März Update
Einleitung
Die Märkte befinden sich aktuell in einer Phase erhöhter Unsicherheit. Nach einem bereits schwierigen Jahresstart kam es zuletzt zu einem erneuten Abverkauf an den internationalen Finanzmärkten. Gleichzeitig nehmen die politischen Spannungen weltweit zu – sowohl geopolitisch als auch wirtschaftspolitisch. Diese Unsicherheiten verstärken die Nervosität unter Anlegern zusätzlich. Im historischen Kontext ähnlicher Marktzyklen zeigt sich: Der Boden ist typischerweise ein längerer Prozess und dürfte auch in der aktuellen Marktphase noch nicht erreicht sein. Dennoch verlaufen Bärenmärkte nicht linear – es kommt immer wieder zu Zwischenerholungen, die teilweise auch mehrere Wochen oder Monate andauern.
Aktien
Der Aktienmarkt in den USA hat in den letzten Wochen eine kleinere Korrektur erlebt. Insbesondere wachstumsorientierte Technologiewerte verzeichneten starke Rückgänge, nachdem sie im Vorjahr überdurchschnittlich gut gelaufen waren. Die Katalysatoren für den Abverkauf waren vielfältig: neben teils enttäuschenden Unternehmenszahlen auch geopolitische Spannungen, verschärfte Aussagen der Notenbanken sowie strukturelle Liquiditätsprobleme. Aktuell sehen wir erneut eine Marktphase mit erhöhter Volatilität, in der weitere Rückgänge nicht ausgeschlossen werden können.
Krypto
Auch der Kryptomarkt wurde im Zuge der allgemeinen Risikoscheu stark getroffen. Bitcoin und die meisten Altcoins haben ihre jüngsten Verluste weiter ausgebaut. Im Zyklusvergleich zeigt sich: Frühere Bärenmärkte dauerten vom Hoch bis zum nachhaltigen Tief etwa 12–18 Monate.

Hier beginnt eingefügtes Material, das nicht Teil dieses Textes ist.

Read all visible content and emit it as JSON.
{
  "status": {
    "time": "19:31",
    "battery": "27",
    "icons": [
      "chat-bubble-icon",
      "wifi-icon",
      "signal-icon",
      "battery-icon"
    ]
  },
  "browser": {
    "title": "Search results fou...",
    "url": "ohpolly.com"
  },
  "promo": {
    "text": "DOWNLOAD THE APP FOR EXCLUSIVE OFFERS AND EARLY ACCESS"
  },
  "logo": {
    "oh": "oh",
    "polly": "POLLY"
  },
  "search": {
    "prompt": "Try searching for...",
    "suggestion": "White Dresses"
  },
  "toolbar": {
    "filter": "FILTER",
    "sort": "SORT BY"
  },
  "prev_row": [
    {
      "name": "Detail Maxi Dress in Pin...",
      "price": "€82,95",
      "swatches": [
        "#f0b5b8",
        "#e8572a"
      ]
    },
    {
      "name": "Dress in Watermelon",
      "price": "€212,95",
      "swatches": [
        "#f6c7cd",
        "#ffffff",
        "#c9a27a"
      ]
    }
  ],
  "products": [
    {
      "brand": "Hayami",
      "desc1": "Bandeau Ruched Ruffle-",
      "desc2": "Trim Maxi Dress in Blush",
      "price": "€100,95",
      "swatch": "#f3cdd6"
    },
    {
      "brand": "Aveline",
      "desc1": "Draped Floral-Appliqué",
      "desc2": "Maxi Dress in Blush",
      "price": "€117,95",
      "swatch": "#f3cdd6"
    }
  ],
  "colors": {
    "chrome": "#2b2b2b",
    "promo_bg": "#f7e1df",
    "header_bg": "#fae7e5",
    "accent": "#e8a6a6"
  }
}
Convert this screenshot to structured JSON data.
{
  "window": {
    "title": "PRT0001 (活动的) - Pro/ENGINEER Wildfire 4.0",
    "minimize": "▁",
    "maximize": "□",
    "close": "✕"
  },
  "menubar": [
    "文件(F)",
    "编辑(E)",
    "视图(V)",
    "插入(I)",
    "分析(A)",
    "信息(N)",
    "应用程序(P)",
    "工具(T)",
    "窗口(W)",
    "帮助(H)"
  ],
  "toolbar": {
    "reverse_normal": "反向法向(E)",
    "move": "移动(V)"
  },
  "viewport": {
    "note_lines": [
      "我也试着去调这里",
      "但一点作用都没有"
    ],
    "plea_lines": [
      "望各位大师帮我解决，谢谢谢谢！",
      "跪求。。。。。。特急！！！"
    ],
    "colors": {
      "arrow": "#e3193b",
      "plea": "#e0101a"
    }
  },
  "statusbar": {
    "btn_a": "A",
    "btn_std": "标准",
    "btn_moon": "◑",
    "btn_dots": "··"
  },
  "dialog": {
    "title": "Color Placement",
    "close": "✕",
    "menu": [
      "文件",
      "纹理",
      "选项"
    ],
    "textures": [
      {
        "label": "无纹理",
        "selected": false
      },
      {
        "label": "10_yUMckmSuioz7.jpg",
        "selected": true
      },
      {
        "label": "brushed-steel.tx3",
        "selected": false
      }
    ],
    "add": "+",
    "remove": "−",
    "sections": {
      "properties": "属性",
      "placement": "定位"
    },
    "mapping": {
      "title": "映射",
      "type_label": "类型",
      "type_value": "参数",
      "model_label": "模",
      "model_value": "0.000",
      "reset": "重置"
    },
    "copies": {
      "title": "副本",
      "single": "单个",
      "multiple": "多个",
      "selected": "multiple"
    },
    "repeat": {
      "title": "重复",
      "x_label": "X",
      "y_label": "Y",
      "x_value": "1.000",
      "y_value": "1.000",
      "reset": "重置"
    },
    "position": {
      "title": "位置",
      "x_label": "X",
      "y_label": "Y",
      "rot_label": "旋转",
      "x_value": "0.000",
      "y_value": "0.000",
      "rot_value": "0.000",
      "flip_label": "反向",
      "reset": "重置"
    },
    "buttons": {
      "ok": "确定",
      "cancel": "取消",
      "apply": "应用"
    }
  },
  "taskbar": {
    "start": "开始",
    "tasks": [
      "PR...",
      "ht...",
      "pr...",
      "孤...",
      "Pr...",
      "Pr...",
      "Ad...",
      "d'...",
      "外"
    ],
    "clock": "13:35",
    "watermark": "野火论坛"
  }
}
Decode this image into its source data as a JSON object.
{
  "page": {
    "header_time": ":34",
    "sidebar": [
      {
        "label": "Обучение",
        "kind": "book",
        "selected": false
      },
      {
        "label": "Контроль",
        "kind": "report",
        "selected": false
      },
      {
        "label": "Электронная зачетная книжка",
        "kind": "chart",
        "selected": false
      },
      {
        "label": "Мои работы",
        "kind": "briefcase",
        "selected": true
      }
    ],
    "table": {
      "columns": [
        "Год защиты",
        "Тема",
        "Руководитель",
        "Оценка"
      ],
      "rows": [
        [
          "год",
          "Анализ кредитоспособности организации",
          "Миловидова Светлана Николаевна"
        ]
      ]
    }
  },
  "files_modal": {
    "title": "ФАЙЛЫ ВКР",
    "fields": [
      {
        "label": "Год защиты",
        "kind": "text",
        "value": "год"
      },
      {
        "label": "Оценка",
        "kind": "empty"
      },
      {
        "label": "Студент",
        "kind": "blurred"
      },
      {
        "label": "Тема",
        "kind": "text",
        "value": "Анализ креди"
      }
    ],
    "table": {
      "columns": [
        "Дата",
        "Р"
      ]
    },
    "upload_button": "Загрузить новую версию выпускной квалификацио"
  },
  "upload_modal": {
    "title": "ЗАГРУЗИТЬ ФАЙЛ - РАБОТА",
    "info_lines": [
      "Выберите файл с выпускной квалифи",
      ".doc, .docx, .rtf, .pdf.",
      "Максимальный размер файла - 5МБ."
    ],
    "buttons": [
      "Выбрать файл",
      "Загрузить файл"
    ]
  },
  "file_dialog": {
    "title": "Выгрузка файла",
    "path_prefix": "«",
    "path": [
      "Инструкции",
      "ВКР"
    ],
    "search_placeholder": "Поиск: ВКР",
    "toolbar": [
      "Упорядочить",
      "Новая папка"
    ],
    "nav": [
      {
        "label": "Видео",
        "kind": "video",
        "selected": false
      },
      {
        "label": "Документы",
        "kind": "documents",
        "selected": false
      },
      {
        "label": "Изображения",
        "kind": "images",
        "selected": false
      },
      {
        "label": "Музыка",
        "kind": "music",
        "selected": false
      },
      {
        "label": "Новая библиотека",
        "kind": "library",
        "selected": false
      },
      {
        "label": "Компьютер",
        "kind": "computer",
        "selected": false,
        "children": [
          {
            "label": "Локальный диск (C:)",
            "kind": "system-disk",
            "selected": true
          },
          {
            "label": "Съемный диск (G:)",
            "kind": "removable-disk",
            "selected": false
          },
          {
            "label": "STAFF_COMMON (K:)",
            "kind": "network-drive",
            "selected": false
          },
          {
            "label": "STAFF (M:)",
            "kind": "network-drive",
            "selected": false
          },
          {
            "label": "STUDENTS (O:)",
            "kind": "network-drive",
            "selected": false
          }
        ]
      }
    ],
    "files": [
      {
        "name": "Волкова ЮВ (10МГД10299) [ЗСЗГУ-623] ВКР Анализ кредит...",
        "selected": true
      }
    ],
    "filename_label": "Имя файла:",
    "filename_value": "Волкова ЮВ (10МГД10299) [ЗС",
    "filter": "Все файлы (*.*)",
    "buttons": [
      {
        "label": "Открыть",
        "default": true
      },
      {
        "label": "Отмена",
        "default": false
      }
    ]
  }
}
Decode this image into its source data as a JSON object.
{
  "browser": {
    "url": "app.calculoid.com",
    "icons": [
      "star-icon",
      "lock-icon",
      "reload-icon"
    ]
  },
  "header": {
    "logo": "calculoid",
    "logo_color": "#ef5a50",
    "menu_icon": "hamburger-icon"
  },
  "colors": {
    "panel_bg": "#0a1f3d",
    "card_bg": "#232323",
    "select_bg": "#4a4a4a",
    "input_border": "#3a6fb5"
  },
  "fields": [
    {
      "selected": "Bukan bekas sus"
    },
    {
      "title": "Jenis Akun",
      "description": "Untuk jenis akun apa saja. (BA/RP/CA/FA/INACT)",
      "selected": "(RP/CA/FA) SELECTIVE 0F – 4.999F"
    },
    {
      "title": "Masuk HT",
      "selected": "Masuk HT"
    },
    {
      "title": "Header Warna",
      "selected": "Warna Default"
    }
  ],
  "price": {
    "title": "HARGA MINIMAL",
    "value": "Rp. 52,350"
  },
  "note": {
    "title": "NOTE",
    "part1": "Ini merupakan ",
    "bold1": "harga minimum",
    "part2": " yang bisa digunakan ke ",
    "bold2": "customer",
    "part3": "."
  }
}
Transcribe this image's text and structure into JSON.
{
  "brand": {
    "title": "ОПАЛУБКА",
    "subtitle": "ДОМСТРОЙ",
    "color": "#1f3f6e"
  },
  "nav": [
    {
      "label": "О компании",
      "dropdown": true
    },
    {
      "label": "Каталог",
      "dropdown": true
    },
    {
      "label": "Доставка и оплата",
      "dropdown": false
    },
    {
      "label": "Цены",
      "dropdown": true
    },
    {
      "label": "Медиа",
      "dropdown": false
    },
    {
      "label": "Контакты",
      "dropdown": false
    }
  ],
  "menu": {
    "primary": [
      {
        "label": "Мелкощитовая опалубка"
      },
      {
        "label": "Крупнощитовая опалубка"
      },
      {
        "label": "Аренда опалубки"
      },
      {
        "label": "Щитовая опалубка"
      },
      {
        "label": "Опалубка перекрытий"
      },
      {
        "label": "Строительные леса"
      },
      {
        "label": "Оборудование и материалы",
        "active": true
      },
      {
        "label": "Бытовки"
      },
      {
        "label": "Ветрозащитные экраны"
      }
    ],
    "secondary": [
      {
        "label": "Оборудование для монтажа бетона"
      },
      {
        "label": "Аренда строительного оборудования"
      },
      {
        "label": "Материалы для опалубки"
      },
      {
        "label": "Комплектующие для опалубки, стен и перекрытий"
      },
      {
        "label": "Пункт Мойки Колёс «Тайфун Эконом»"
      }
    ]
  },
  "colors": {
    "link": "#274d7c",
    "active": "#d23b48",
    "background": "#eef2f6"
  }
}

Der aktuelle Abverkauf liegt zwar bereits einige Monate zurück, allerdings fehlt bislang die typische Kapitulation im breiten Markt. Eine technische Zwischenrally ist kurzfristig denkbar, sollte jedoch im Kontext eines übergeordneten Bärenmarktes betrachtet werden.
Fazit
Zusammenfassend lässt sich sagen: Die Märkte befinden sich weiterhin in einem übergeordneten Korrekturmodus. Die Kombination aus politischen Spannungen, restriktiver Geldpolitik und schwächelnder Marktstruktur erhöht das Risiko weiterer Kursrückgänge. Gleichzeitig ist es wahrscheinlich, dass es nach Phasen starker Verluste auch wieder temporäre Erholungen geben kann. Diese könnten mehrere Wochen bis Monate andauern, bevor ein nächster Abverkauf einsetzt. Ein nachhaltiger Boden ist aus zyklischer Sicht derzeit noch nicht bestätigt.